Address: Via Incoronata

Open to visitors: No


The small church was built in the late 16th century by the Capuchin Fathers, who arrived in Sulmona in about that time.  It was built about three kilometres from the city in the quiet and pleasant area of ​​Colle Savente, where there was already a small oratory dedicated to San Girolamo.

Its foundation seems to date back to 1575-80.  The structure, made up of the church and convent, was very modest at the beginning and was dedicated to Our Lady of the Cross. It was gradually expanded thanks to the generosity of Baron Pompeo Tabassi, using materials taken from the nearby ruined church of San Pietro Terrazzano. It seems that the new title of Incoronata is attributable to the special devotion that shepherds on the Transhumance from Abruzzo to Puglia felt towards the Virgin, after her noted appearance  in Foggia in the year 1001.

Due to its isolation and excessive distance from the city centre, and to continuing acts of banditry, the Capuchin Fathers were forced in 1658 to move permanently to a more secure site - put at their disposal by the noble Sardi family - outside Porta Pacentrana, where today the church of San Giovanni Evangelista stands.  The monastery was sold into private hands.

Following the earthquake that struck the city in 1706, the church was almost completely destroyed and was rebuilt in 1718 at the expense of the owners - the barons Mazzara - and radically transformed until it assumed its present appearance of a Greek cross.

The sacred building is still a pilgrimage site and the Madonna Incoronata is an object of devotion, as witnessed by the numerous votives on display inside.
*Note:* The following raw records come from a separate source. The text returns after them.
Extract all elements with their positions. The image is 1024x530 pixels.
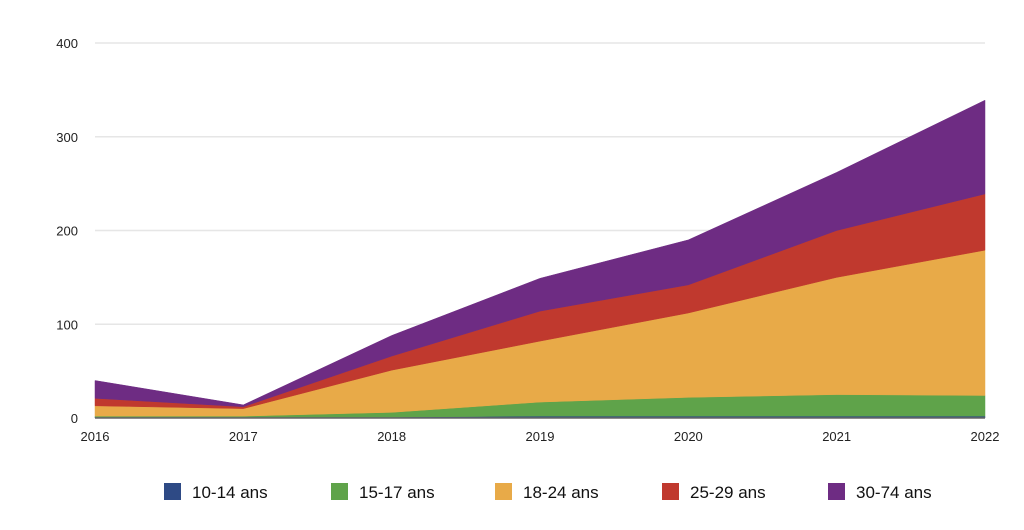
legend-label: 30-74 ans [856, 483, 932, 502]
axes: 0 100 200 300 400 2016 2017 2018 2019 2020 2021 202… [56, 36, 999, 444]
x-tick-label: 2020 [674, 429, 703, 444]
x-tick-label: 2017 [229, 429, 258, 444]
area-30-74-ans [94, 99, 986, 408]
legend-swatch [495, 483, 512, 500]
x-tick-label: 2022 [971, 429, 1000, 444]
legend-label: 15-17 ans [359, 483, 435, 502]
legend-swatch [662, 483, 679, 500]
y-tick-label: 0 [71, 411, 78, 426]
y-tick-label: 200 [56, 224, 78, 239]
legend-swatch [828, 483, 845, 500]
legend-label: 18-24 ans [523, 483, 599, 502]
y-tick-label: 300 [56, 130, 78, 145]
legend-item: 10-14 ans [164, 483, 268, 502]
x-tick-label: 2019 [526, 429, 555, 444]
x-tick-label: 2021 [822, 429, 851, 444]
legend-swatch [164, 483, 181, 500]
legend-label: 25-29 ans [690, 483, 766, 502]
y-tick-label: 100 [56, 317, 78, 332]
legend-item: 15-17 ans [331, 483, 435, 502]
legend-swatch [331, 483, 348, 500]
legend-item: 18-24 ans [495, 483, 599, 502]
legend-item: 25-29 ans [662, 483, 766, 502]
y-tick-label: 400 [56, 36, 78, 51]
legend-item: 30-74 ans [828, 483, 932, 502]
x-tick-label: 2018 [377, 429, 406, 444]
legend-label: 10-14 ans [192, 483, 268, 502]
area-series [94, 99, 986, 419]
x-tick-label: 2016 [81, 429, 110, 444]
legend: 10-14 ans 15-17 ans 18-24 ans 25-29 ans 30-7… [164, 483, 932, 502]
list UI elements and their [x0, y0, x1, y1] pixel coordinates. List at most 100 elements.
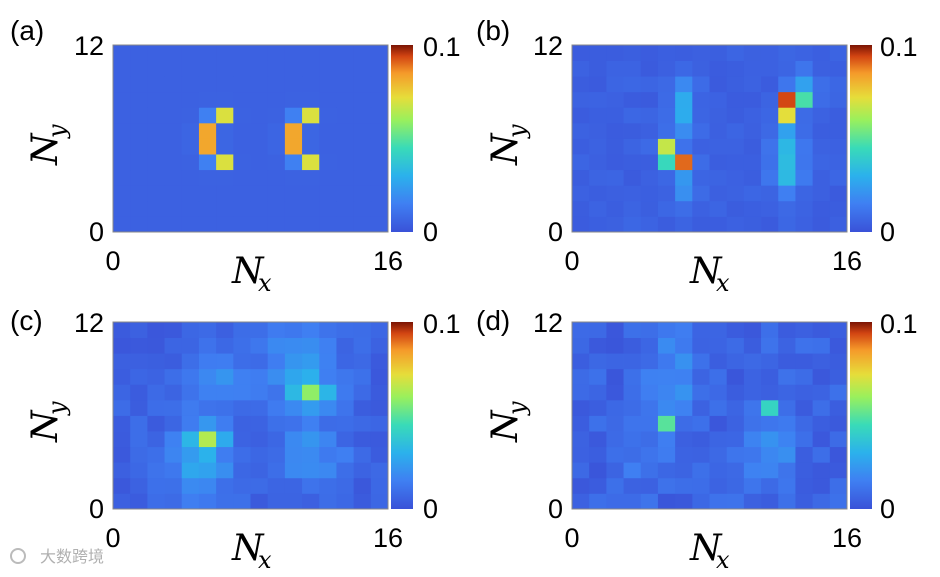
heatmap-cell: [181, 60, 200, 77]
heatmap-cell: [657, 216, 676, 233]
heatmap-cell: [130, 60, 148, 77]
heatmap-cell: [181, 91, 200, 108]
heatmap-cell: [743, 91, 762, 108]
heatmap-cell: [302, 154, 320, 171]
heatmap-cell: [623, 353, 642, 370]
heatmap-cell: [795, 169, 814, 186]
heatmap-cell: [692, 216, 710, 233]
heatmap-cell: [181, 169, 200, 186]
heatmap-cell: [640, 60, 659, 77]
heatmap-cell: [572, 185, 590, 202]
heatmap-cell: [113, 477, 131, 494]
heatmap-cell: [692, 322, 710, 338]
heatmap-cell: [743, 337, 762, 354]
heatmap-cell: [761, 462, 779, 479]
heatmap-cell: [778, 477, 796, 494]
heatmap-cell: [692, 384, 710, 401]
heatmap-cell: [692, 91, 710, 108]
heatmap-cell: [267, 200, 286, 217]
heatmap-cell: [657, 477, 676, 494]
heatmap-cell: [795, 154, 814, 171]
heatmap-cell: [130, 477, 148, 494]
heatmap-cell: [606, 431, 624, 448]
x-axis-label-main: N: [231, 251, 265, 292]
heatmap-cell: [216, 138, 234, 155]
heatmap-cell: [589, 431, 607, 448]
heatmap-cell: [675, 154, 693, 171]
heatmap-cell: [250, 185, 269, 202]
x-axis-label-main: N: [231, 528, 265, 569]
heatmap-cell: [198, 353, 217, 370]
heatmap-cell: [370, 337, 389, 354]
heatmap-cell: [657, 337, 676, 354]
plot-frame: [571, 321, 848, 510]
heatmap-cell: [709, 446, 728, 463]
heatmap-cell: [336, 431, 355, 448]
heatmap-cell: [829, 185, 848, 202]
heatmap-cell: [829, 384, 848, 401]
heatmap-cell: [829, 216, 848, 233]
panel-a: (a) 12 0 0 16 N x N y 0.1 0: [10, 15, 461, 297]
heatmap-cell: [829, 446, 848, 463]
heatmap-cell: [284, 493, 303, 510]
heatmap-cell: [589, 60, 607, 77]
heatmap-cell: [589, 138, 607, 155]
heatmap-cell: [370, 122, 389, 139]
heatmap-cell: [164, 138, 183, 155]
heatmap-cell: [778, 185, 796, 202]
heatmap-cell: [812, 384, 831, 401]
heatmap-cell: [761, 368, 779, 385]
heatmap-cell: [267, 462, 286, 479]
heatmap-cell: [370, 91, 389, 108]
heatmap-cell: [726, 107, 745, 124]
heatmap-cell: [267, 493, 286, 510]
heatmap-cell: [572, 45, 590, 61]
heatmap-cell: [572, 415, 590, 432]
heatmap-cell: [319, 415, 337, 432]
y-tick-bottom: 0: [89, 217, 104, 247]
heatmap-cell: [709, 337, 728, 354]
heatmap-cell: [267, 337, 286, 354]
heatmap-cell: [147, 91, 165, 108]
colorbar: [391, 322, 413, 509]
heatmap-cell: [370, 477, 389, 494]
heatmap-cell: [250, 76, 269, 93]
heatmap-cell: [675, 322, 693, 338]
heatmap-cell: [302, 399, 320, 416]
heatmap-cell: [743, 60, 762, 77]
heatmap-cell: [829, 45, 848, 61]
heatmap-cell: [761, 384, 779, 401]
heatmap-cell: [284, 462, 303, 479]
heatmap-cell: [692, 431, 710, 448]
heatmap-cell: [761, 138, 779, 155]
heatmap-cell: [113, 322, 131, 338]
heatmap-cell: [267, 76, 286, 93]
heatmap-cell: [147, 107, 165, 124]
heatmap-cell: [606, 154, 624, 171]
heatmap-cell: [709, 45, 728, 61]
heatmap-cell: [198, 399, 217, 416]
heatmap-cell: [589, 446, 607, 463]
heatmap-cell: [233, 322, 251, 338]
x-axis-label: N x: [231, 528, 272, 574]
heatmap-cell: [216, 368, 234, 385]
y-tick-bottom: 0: [89, 494, 104, 524]
heatmap-cell: [692, 169, 710, 186]
heatmap-cell: [233, 477, 251, 494]
heatmap-cell: [370, 399, 389, 416]
heatmap-cell: [147, 185, 165, 202]
heatmap-cell: [675, 216, 693, 233]
heatmap-cell: [336, 45, 355, 61]
heatmap-cell: [829, 399, 848, 416]
heatmap-cell: [572, 76, 590, 93]
heatmap-cell: [113, 200, 131, 217]
heatmap-cell: [589, 91, 607, 108]
heatmap-cell: [319, 477, 337, 494]
heatmap-cell: [233, 122, 251, 139]
heatmap-cell: [743, 368, 762, 385]
heatmap-cell: [267, 185, 286, 202]
heatmap-cell: [302, 353, 320, 370]
heatmap-cell: [709, 415, 728, 432]
heatmap-cell: [147, 322, 165, 338]
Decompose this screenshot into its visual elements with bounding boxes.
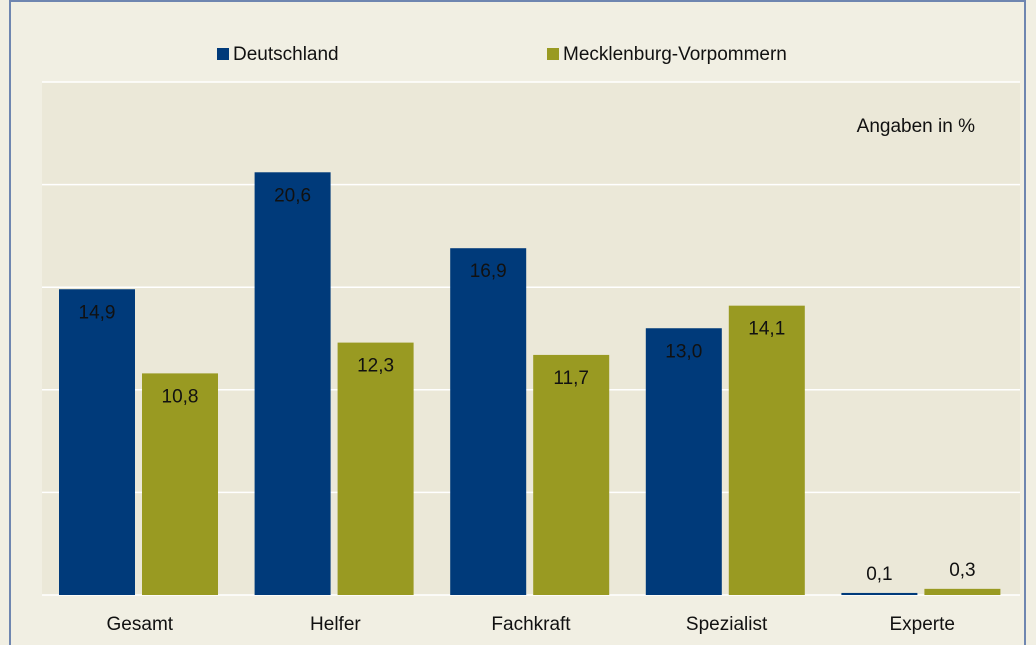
legend-label: Mecklenburg-Vorpommern [563, 44, 787, 65]
legend-swatch [217, 48, 229, 60]
bar [59, 289, 135, 595]
data-label: 20,6 [274, 185, 311, 206]
x-tick-label: Fachkraft [491, 614, 571, 635]
x-tick-label: Gesamt [107, 614, 174, 635]
x-tick-label: Helfer [310, 614, 361, 635]
x-tick-label: Spezialist [686, 614, 768, 635]
bar [337, 342, 414, 595]
data-label: 16,9 [470, 261, 507, 282]
legend-label: Deutschland [233, 44, 339, 65]
bar [841, 592, 918, 595]
data-label: 14,1 [748, 319, 785, 340]
legend-swatch [547, 48, 559, 60]
bar [728, 305, 805, 595]
data-label: 0,1 [866, 564, 892, 585]
bar [645, 328, 722, 595]
x-tick-label: Experte [889, 614, 954, 635]
data-label: 11,7 [553, 368, 589, 389]
data-label: 10,8 [162, 386, 199, 407]
data-label: 13,0 [665, 341, 702, 362]
bar [924, 588, 1001, 595]
data-label: 0,3 [949, 560, 975, 581]
bar [450, 248, 527, 595]
data-label: 12,3 [357, 356, 394, 377]
bar [254, 172, 331, 595]
bar [142, 373, 218, 595]
bar [533, 354, 610, 595]
data-label: 14,9 [79, 302, 116, 323]
annotation: Angaben in % [857, 116, 975, 137]
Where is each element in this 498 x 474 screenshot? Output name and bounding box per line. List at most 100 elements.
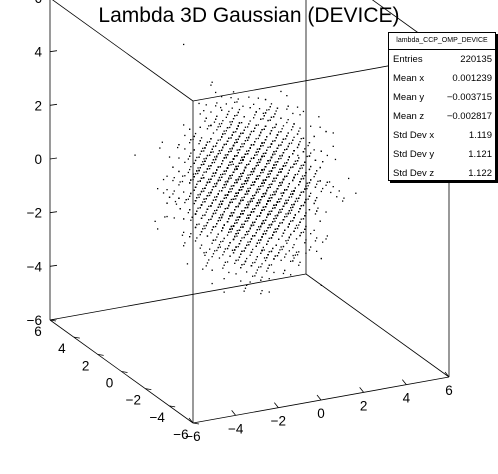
data-point (263, 257, 266, 259)
data-point (161, 141, 163, 143)
data-point (225, 130, 227, 132)
data-point (212, 151, 214, 153)
data-point (226, 140, 229, 142)
data-point (235, 259, 237, 262)
data-point (190, 219, 192, 221)
data-point (237, 232, 239, 234)
data-point (236, 195, 238, 197)
data-point (240, 159, 242, 161)
scatter-points (134, 43, 357, 295)
data-point (269, 194, 272, 196)
data-point (336, 196, 338, 198)
data-point (248, 190, 250, 192)
data-point (300, 164, 302, 167)
data-point (258, 134, 261, 137)
data-point (342, 200, 344, 202)
data-point (162, 178, 165, 181)
data-point (184, 175, 186, 177)
data-point (196, 210, 198, 212)
data-point (243, 290, 245, 292)
data-point (189, 168, 191, 171)
data-point (300, 191, 302, 193)
data-point (235, 273, 237, 275)
data-point (219, 152, 221, 154)
data-point (263, 142, 265, 144)
data-point (263, 155, 265, 157)
data-point (282, 232, 285, 234)
data-point (229, 121, 231, 123)
data-point (216, 249, 218, 252)
data-point (306, 188, 308, 190)
data-point (276, 174, 279, 176)
data-point (247, 126, 249, 128)
data-point (284, 189, 286, 191)
data-point (166, 215, 168, 218)
data-point (249, 160, 251, 162)
data-point (210, 218, 212, 220)
data-point (196, 170, 198, 172)
data-point (159, 147, 161, 149)
data-point (332, 186, 334, 188)
data-point (241, 237, 243, 239)
data-point (274, 161, 276, 163)
data-point (269, 173, 271, 175)
data-point (307, 185, 309, 187)
data-point (268, 224, 270, 226)
data-point (296, 200, 299, 202)
data-point (263, 115, 265, 117)
data-point (284, 162, 286, 164)
data-point (256, 256, 258, 258)
data-point (219, 206, 221, 208)
data-point (286, 215, 288, 218)
data-point (314, 173, 317, 175)
data-point (285, 240, 287, 242)
data-point (217, 246, 219, 249)
data-point (286, 242, 288, 244)
data-point (260, 252, 262, 254)
data-point (243, 236, 245, 239)
data-point (225, 143, 227, 145)
data-point (157, 188, 159, 190)
data-point (229, 161, 231, 163)
data-point (273, 258, 275, 260)
data-point (261, 129, 263, 131)
data-point (247, 174, 249, 176)
data-point (258, 226, 260, 228)
data-point (258, 148, 261, 150)
data-point (224, 208, 226, 210)
data-point (306, 182, 308, 184)
data-point (241, 143, 243, 145)
data-point (234, 101, 236, 103)
data-point (280, 157, 282, 160)
data-point (217, 179, 219, 182)
data-point (247, 201, 249, 203)
data-point (203, 177, 205, 179)
data-point (299, 194, 301, 196)
data-point (253, 157, 255, 159)
data-point (232, 252, 235, 254)
data-point (221, 109, 223, 111)
data-point (275, 110, 277, 112)
data-point (286, 108, 288, 110)
data-point (253, 117, 255, 119)
data-point (202, 161, 204, 163)
data-point (305, 212, 307, 214)
data-point (276, 214, 279, 217)
data-point (210, 84, 212, 86)
data-point (194, 186, 197, 188)
data-point (279, 182, 281, 184)
data-point (266, 216, 268, 218)
data-point (211, 229, 213, 231)
data-point (229, 175, 231, 177)
data-point (258, 188, 261, 190)
data-point (262, 112, 264, 114)
data-point (236, 168, 238, 170)
data-point (293, 244, 295, 246)
data-point (295, 238, 298, 240)
data-point (304, 215, 306, 217)
data-point (247, 214, 249, 216)
data-point (231, 121, 233, 123)
data-point (172, 166, 174, 168)
data-point (254, 208, 256, 210)
data-point (264, 139, 267, 141)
The façade of the church is very simple with a horizontal crowning. The middle section is characterised at the bottom, by the presence of simple door with a moulded horizontal crowning, over which the twisted oval shield of the Mazzara family coat of arms is positioned. Two small stone tile windows with moulded frames provide light inside the church together with a rectangular window above. On the right-hand side of the church is the former convent building with a short porch consisting of two segmented arches.


The interior of the church, as well as the exterior elevation, has no particular artisitc value, in common with other simple rural churches. The floor plan is a Greek cross with a domed roof and cylindrical lantern. Four of the corner plumes are painted with many Mazzara family crests. A fifth features a stucco figure in the centre of the front of the main altar, on which there is an oil painting on canvas by an unknown artist (from the 17th to the 18th centuries) with the Crowned Virgin enthroned between the branches of an oak tree, a memory of the apparition of the Virgin to the Count of Guevara in the woods in Cervaro Puglia. The iconography of the Sulmona picture differs from the Foggia prototype in several elements. These include the presence, at the foot of the oak, of two sisters in adoration, identified as the blessed Alexandrina and Gemma de Letto, who lived in the late 14th century and the first half the 15th century. It is a later addition that recalls the former ownership of the church by the de Letto family who donated it to the Mazzara family in 1709. Three other paintings by an unknown artist of the 19th century - placed on the side altars - and a plaque commemorating the reconstruction of the church at the expense of the barons Mazzara in 1718, complete the interior design which includes numerous votives placed along the walls as its most characteristic feature.